While the EUR/USD exchange rate has remained relatively unchanged in recent weeks, the CNY, THB and, in particular, the MYR have strengthened against the USD, while the JPY and KRW have weakened.

The USD is moving slowly but steadily downward. This should be reinforced by the temporary agreement between China and the US, which represents a defeat for the Americans. They had to concede much more than they had previously realised or would have liked.

When It Comes to Rare Earths, the US is Clearly Vulnerable to Blackmail

It is an illusion to believe that the West will be able to master the refining process within the next one to two years. It lacks the necessary facilities, personnel and expertise. While the expertise does exist in principle, it will take at least four to six years before there are sufficient numbers of people with the relevant skills to make a difference. During this time, any geostrategic escalation of the conflict with China is unrealistic.

Time Is on China’s Side

In addition to rare earths, China is the global market leader in many areas, or is well on its way to becoming one. China is just as successful as the US in developing AI, and is also catching up quickly in chip production and development.

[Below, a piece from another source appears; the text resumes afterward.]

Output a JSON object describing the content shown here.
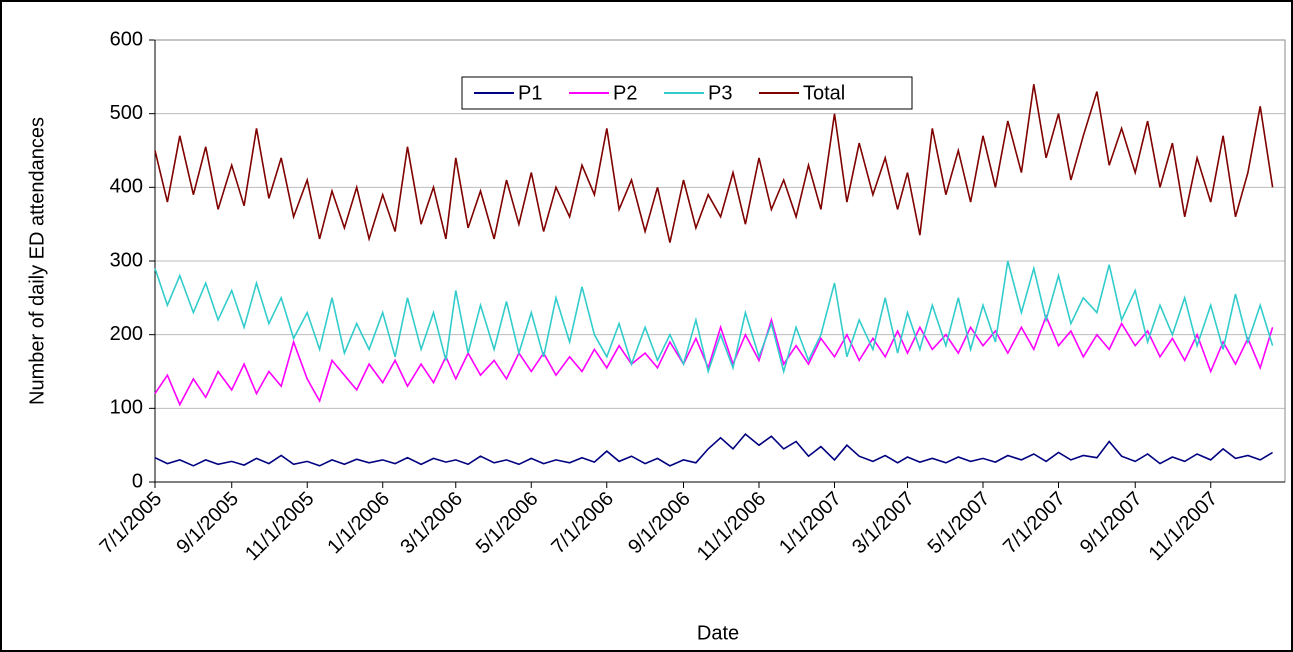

With the exception of South Korea, it is almost impossible to catch up with China’s lead in battery technology. When it comes to rare earths, China has a valid bargaining chip.

I would only start to worry if the West became self-sufficient. After all, it’s not without reason that the US renamed its Department of Defense the Department of War.

Outlook for 2026

The temporary truce will boost growth in Asia. China will continue its efforts to become independent in other relevant areas, and to achieve technological leadership.

This will not only lead to continued investment in China, but also have a knock-on effect on the region. China has become increasingly important to the region, and can now present itself as a better and more reliable trading partner than the US, which is behaving like a schoolyard bully.

Outside of Japan, inflation is not a problem in Asia. Neither Indonesia nor Malaysia are experiencing any significant inflation. However, interest rates are still too high, especially given the rise in Asian currencies against the USD. Further interest rate cuts are therefore to be expected, which will stimulate economic development further. Falling interest rates are good for the economy and therefore beneficial for currency development.

With the exception of Japan, debt is not a major concern in Asia.

For the purposes of this argument, assume that there will still be ample liquidity in 2026. This suggests that concerns about a stock market crash followed by a recession are unfounded. However, stock market valuations are currently so extreme that this area will require close monitoring.

2026 will be a good year for the economy in Asia, with currencies strengthening against the US dollar, but probably not against the euro. If the USD falls sharply, as I expect, Asian currencies will tend to weaken slightly against the euro.